Das Licht, das durch die mit japanischem Papier bespannten Schiebefenstern in das Innere der Teehäuser einfällt, lässt in der Leere des Raumes einen eigenartigen Lichtrhythmus entstehen. Auch Ogasawaras Räume zeichnen sich durch einen Rhythmus aus, vibrieren von Bewegung, die allerdings nicht nur durch die gekonnt eingesetzten Lichteffekte erzielt wird, sondern auch durch einen für den westlichen Blick ungewöhnlichen Raumaufbau.

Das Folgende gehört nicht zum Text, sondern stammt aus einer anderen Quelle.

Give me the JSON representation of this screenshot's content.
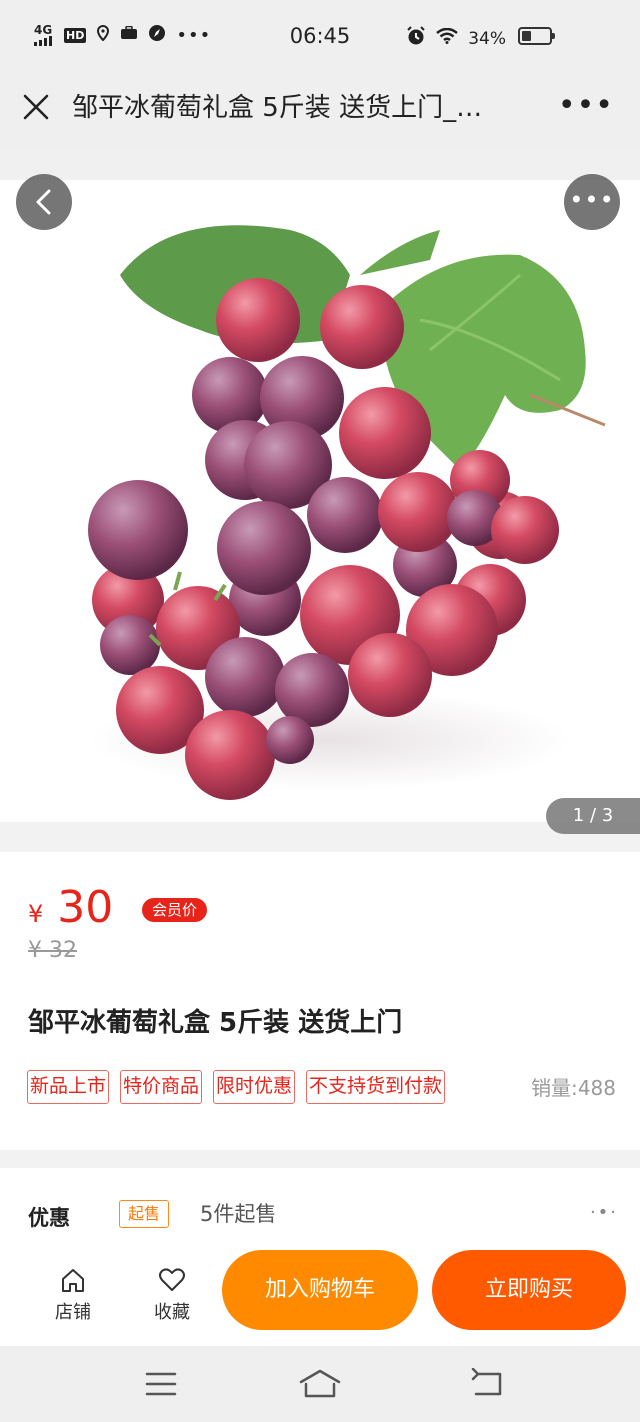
{
  "status_bar": {
    "network": "4G",
    "hd": "HD",
    "time": "06:45",
    "battery": "34%"
  },
  "title_bar": {
    "title": "邹平冰葡萄礼盒 5斤装 送货上门_…"
  },
  "gallery": {
    "counter": "1 / 3"
  },
  "product": {
    "currency": "¥",
    "price": "30",
    "member_tag": "会员价",
    "old_price": "¥ 32",
    "title": "邹平冰葡萄礼盒 5斤装 送货上门",
    "tags": [
      "新品上市",
      "特价商品",
      "限时优惠",
      "不支持货到付款"
    ],
    "sales_label": "销量:",
    "sales_value": "488"
  },
  "promo": {
    "label": "优惠",
    "badge": "起售",
    "text": "5件起售"
  },
  "action_bar": {
    "shop_label": "店铺",
    "favorite_label": "收藏",
    "add_cart_label": "加入购物车",
    "buy_now_label": "立即购买"
  },
  "colors": {
    "price_red": "#e8231a",
    "cart_orange": "#ff8a00",
    "buy_orange": "#ff5a00"
  }
}
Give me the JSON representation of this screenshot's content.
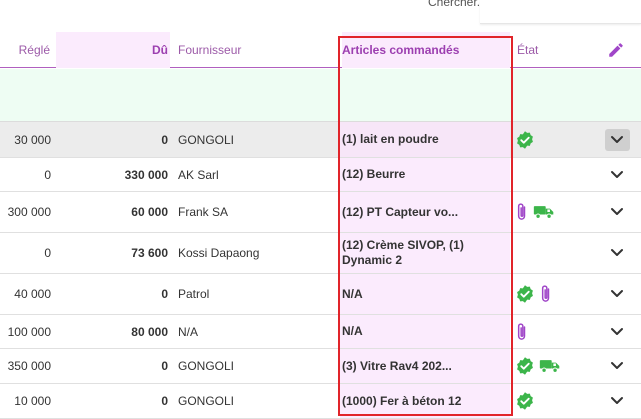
{
  "search": {
    "label": "Chercher."
  },
  "columns": {
    "regle": "Réglé",
    "du": "Dû",
    "fournisseur": "Fournisseur",
    "articles": "Articles commandés",
    "etat": "État"
  },
  "rows": [
    {
      "regle": "30 000",
      "du": "0",
      "fournisseur": "GONGOLI",
      "articles": "(1) lait en poudre",
      "etat": [
        "check"
      ]
    },
    {
      "regle": "0",
      "du": "330 000",
      "fournisseur": "AK Sarl",
      "articles": "(12) Beurre",
      "etat": []
    },
    {
      "regle": "300 000",
      "du": "60 000",
      "fournisseur": "Frank SA",
      "articles": "(12) PT Capteur vo...",
      "etat": [
        "clip",
        "truck"
      ]
    },
    {
      "regle": "0",
      "du": "73 600",
      "fournisseur": "Kossi Dapaong",
      "articles": "(12) Crème SIVOP, (1) Dynamic 2",
      "etat": []
    },
    {
      "regle": "40 000",
      "du": "0",
      "fournisseur": "Patrol",
      "articles": "N/A",
      "etat": [
        "check",
        "clip"
      ]
    },
    {
      "regle": "100 000",
      "du": "80 000",
      "fournisseur": "N/A",
      "articles": "N/A",
      "etat": [
        "clip"
      ]
    },
    {
      "regle": "350 000",
      "du": "0",
      "fournisseur": "GONGOLI",
      "articles": "(3) Vitre Rav4 202...",
      "etat": [
        "check",
        "truck"
      ]
    },
    {
      "regle": "10 000",
      "du": "0",
      "fournisseur": "GONGOLI",
      "articles": "(1000) Fer à béton 12",
      "etat": [
        "check"
      ]
    }
  ],
  "colors": {
    "accent": "#9c3fb0",
    "check": "#3cb54a",
    "truck": "#3cb54a",
    "clip": "#a046c8",
    "highlight": "#e1242a"
  }
}
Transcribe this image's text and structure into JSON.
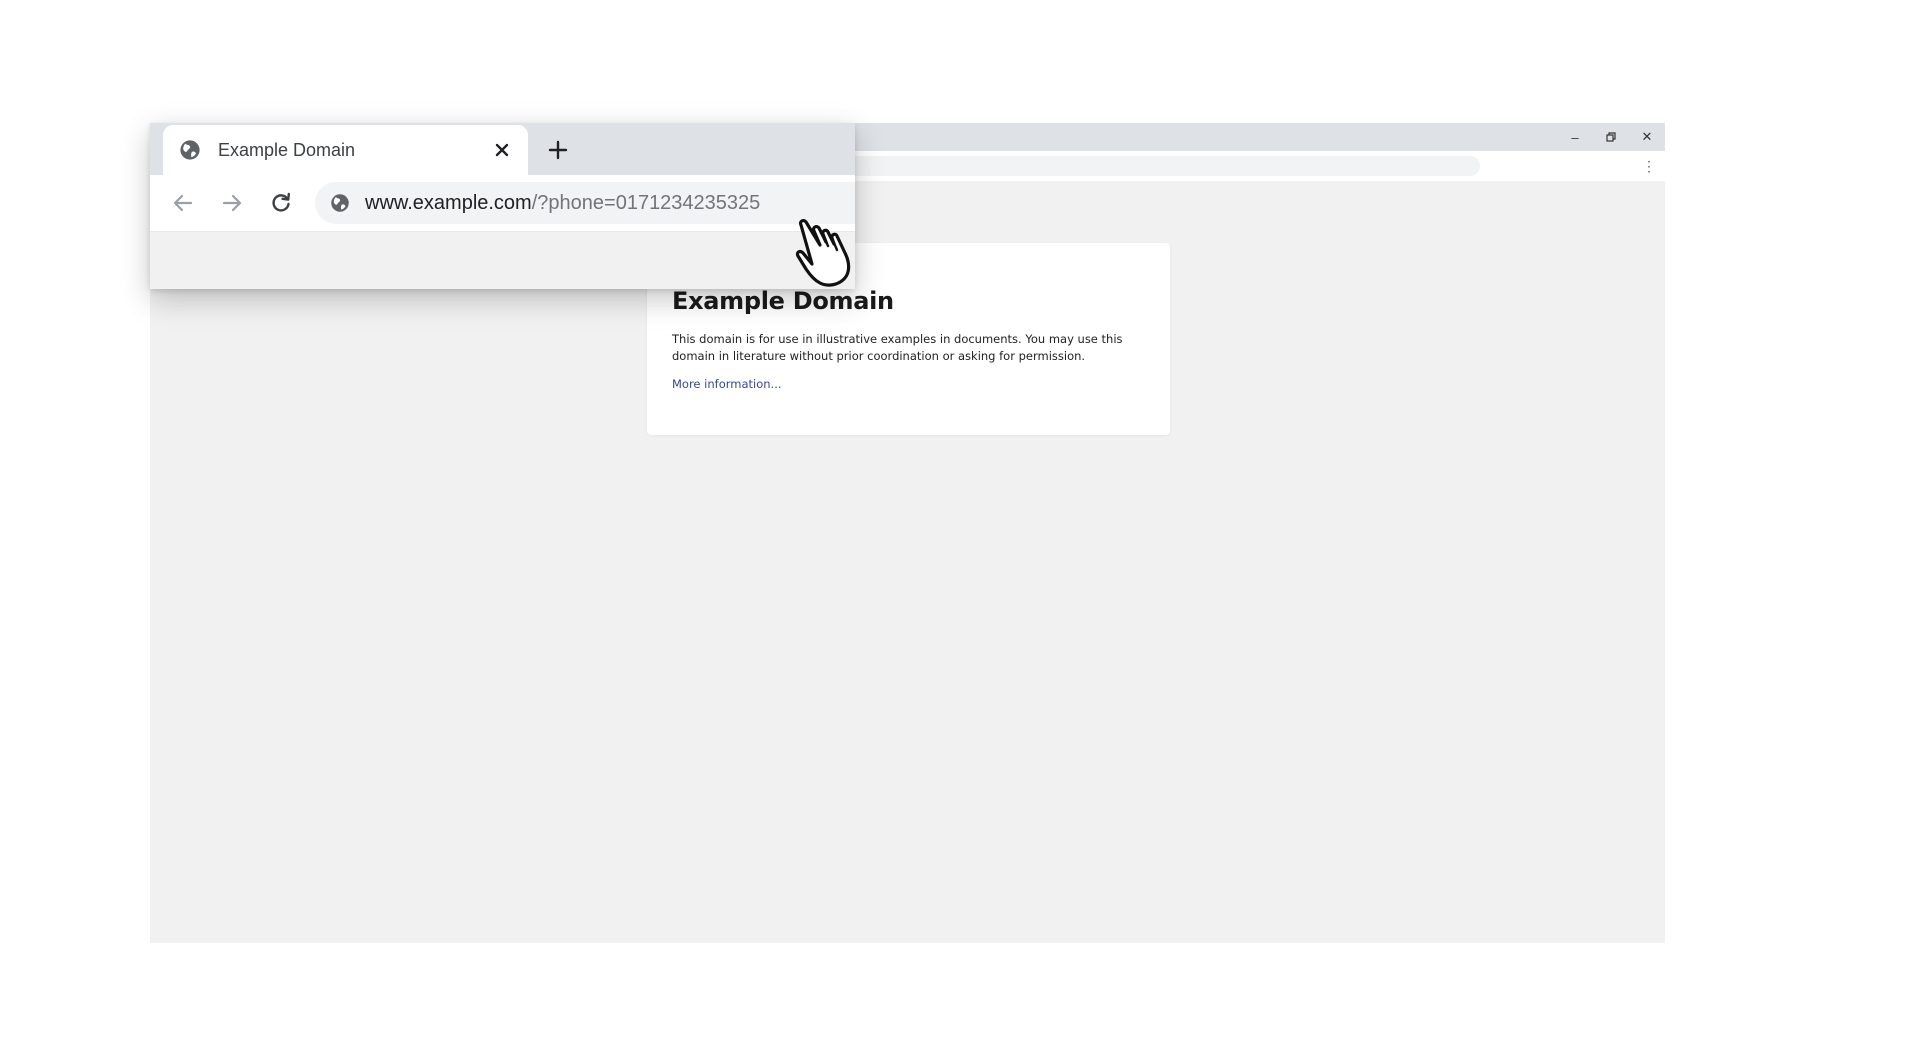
{
  "tab": {
    "title": "Example Domain"
  },
  "address_bar": {
    "url_host": "www.example.com",
    "url_query": "/?phone=0171234235325"
  },
  "page": {
    "heading": "Example Domain",
    "description": "This domain is for use in illustrative examples in documents. You may use this domain in literature without prior coordination or asking for permission.",
    "link_text": "More information..."
  },
  "window_controls": {
    "minimize": "–",
    "maximize": "▫",
    "close": "✕",
    "menu": "⋮"
  },
  "icons": {
    "tab_icon": "globe-icon",
    "tab_close": "close-icon",
    "new_tab": "plus-icon",
    "back": "arrow-left-icon",
    "forward": "arrow-right-icon",
    "reload": "reload-icon",
    "site_info": "globe-icon",
    "cursor": "hand-pointer-icon"
  },
  "colors": {
    "tab_strip": "#dee1e6",
    "page_background": "#f1f1f1",
    "link": "#38488f"
  }
}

Die chinesische Malerei, die der japanischen als Vorbild diente, kennt keine zentralperspektivische Konstruktion des Raumes, wie sie sich seit der Renaissance in der westlichen Malerei herausgebildet hat. Der chinesische Maler geht bei seiner Weltbetrachtung nicht von einem Standpunkt aus, den er - wie sein westlicher Kollege - zum Zentrum der Welt erklärt, von dem aus er die vor ihm sich ausbreitende Welt erblickt und mithilfe abstrakter Konstruktionen auf die Bildflache überträgt. Er erklärt sich nicht zu einem aktiven Betrachter, dem die Welt passiv zu Füßen liegt. Vielmehr begibt er sich immer wieder in einen gegenseitigen, da demokratisch geprägten Austausch mit der ihn umgebenden Welt. Das hat zur Folge, dass der Raum in der chinesischen Malerei immer von mehreren Blickwinkeln gleichzeitig festgehalten wird. Diese Konstruktion entspricht auch der ursprünglichen Erfahrung des Raumes; Erst wenn ein Raum durchschritten oder ein Gegenstand umrundet wird, kann seine räumliche Ausdehnung nachvollzogen werden. Die Erfahrung eines Raumes oder eines Gegenstandes bildet sich in der Gleichzeitigkeit verschiedener Blickwinkel.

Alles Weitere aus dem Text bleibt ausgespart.